Full nodes cannot generate data availability proofs for light nodes due to missing block data. Similarly, full nodes cannot generate fraud proofs for invalid blocks, which means light nodes must either verify data availability themselves or assume that most data is honest and trustworthy.

This is why most nodes must download all transaction data and verify the data availability of blocks. However, doing so imposes scalability limitations and issues on network scaling solutions. For instance, as the complexity of verification increases, sharding, rollups, and block sizes will also increase.

So, how do Avail and Celestia address this issue? In fact, they have built a blockchain where on-chain consensus is used solely to verify transaction ordering and data availability, without the need for transaction execution/verification.

To help you better understand this, let's first look at what a conventional blockchain architecture looks like. Generally, a blockchain architecture consists of the following three layers:

1. Execution Layer

2. Consensus Layer

3. Data Availability Layer

For blockchains like Ethereum, which are widely used, these three layers are coupled into a single architecture—the Ethereum Virtual Machine (EVM) is part of the consensus rules and protocol. Projects like Celestia and Avail actually provide a "separate" data availability layer and a consensus layer, allowing different blockchains/transaction execution environments to benefit from them.

Celestia and Avail can be used as minimal, pluggable consensus and data availability layers, validating only data availability and transaction ordering, which provides greater flexibility for modular blockchain network architectures.

Moreover, separating the data availability layer and consensus layer enhances scalability, as they can efficiently perform DA checks using mathematical data availability proofs. (Note: Celestia uses erasure coding, while Avail uses the KZG commitment scheme.)

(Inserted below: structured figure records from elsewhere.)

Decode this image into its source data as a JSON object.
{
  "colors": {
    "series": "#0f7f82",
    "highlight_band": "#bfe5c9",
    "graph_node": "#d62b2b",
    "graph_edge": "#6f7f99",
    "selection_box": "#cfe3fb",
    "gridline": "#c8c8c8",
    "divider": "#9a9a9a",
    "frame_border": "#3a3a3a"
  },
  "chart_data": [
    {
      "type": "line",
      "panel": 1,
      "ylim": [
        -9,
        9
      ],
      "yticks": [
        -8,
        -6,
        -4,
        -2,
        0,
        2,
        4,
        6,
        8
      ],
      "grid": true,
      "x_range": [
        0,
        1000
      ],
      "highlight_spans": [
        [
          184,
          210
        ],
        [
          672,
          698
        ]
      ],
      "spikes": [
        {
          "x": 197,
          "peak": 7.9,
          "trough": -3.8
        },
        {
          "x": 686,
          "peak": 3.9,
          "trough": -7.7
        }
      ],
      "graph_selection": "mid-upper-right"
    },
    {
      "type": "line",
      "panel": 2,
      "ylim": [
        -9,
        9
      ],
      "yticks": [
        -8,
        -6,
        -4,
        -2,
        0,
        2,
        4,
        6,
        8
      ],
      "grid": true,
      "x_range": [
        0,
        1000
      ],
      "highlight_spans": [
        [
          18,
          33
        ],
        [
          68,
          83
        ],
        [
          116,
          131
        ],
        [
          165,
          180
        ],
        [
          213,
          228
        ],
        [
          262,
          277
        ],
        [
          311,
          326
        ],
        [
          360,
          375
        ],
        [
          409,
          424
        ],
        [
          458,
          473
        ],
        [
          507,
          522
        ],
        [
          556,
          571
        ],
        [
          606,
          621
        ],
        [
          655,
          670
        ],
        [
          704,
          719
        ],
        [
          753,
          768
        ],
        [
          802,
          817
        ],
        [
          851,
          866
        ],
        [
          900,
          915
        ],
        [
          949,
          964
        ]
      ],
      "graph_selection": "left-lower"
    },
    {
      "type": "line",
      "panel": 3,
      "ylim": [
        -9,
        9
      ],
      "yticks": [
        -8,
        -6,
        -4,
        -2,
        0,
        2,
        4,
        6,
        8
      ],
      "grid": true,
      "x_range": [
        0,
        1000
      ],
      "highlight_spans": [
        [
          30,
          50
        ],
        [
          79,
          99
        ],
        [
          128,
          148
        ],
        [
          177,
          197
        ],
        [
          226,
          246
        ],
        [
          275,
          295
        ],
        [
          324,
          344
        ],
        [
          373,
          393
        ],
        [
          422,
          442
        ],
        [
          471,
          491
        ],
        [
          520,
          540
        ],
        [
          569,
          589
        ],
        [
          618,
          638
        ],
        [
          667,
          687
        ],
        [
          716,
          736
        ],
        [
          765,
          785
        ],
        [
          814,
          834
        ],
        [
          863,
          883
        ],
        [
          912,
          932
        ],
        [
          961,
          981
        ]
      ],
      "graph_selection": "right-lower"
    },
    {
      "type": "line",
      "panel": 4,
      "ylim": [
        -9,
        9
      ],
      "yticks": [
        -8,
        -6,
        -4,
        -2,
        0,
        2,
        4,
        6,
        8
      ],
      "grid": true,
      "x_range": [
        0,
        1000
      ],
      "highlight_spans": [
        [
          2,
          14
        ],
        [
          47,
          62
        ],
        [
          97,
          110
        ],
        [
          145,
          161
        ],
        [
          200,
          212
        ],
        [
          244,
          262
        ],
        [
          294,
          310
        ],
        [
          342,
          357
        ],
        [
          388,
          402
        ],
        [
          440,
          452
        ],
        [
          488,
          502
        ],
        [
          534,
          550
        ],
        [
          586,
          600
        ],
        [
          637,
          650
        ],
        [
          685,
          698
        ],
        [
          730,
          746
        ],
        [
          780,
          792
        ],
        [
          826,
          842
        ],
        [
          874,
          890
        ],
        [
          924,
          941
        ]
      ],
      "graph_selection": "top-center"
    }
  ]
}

In this way, the execution consensus bottleneck can be effectively resolved, as the data availability layer only needs to execute data availability proofs without needing to verify the state and validity of blocks through execution.

More importantly, as a "separate" layer, it means that the execution environment is "sovereign independent." For application-specific blockchains, Celestia and Avail are "pluggable," allowing them to benefit from security without needing to bootstrap their own set of validators/consensus.

In other words, these blockchains can not only scale their networks more easily but also gain the security provided by Celestia/Avail (data availability layer and consensus layer).

However, since the data availability layer and consensus layer do not verify transaction validity, some form of "execution" must be performed to handle transaction execution and verification/dispute resolution. Celestia proposes using Optimistic Rollups as a solution while suggesting adding Rollup support to the Cosmos SDK. Essentially, this solution establishes an execution layer above the data availability layer and consensus layer.

Overall, the "data availability layer and consensus layer" environment is very similar to the future scenario that ETH 2.0 aims to construct. For example, Vitalik Buterin wrote in the rollup-centric Ethereum roadmap: "Everyone can handle a single high-security execution shard and a scalable data availability layer."

If Polygon's new tools can build a reliable execution layer and a stable and convenient execution layer on off-chain scaling solutions, then this scalable data availability layer technology seems very promising.

In conclusion, Avail and Celestia provide a new blockchain architecture that not only allows for modular design but also enables application-specific sovereign chains to benefit from shared security.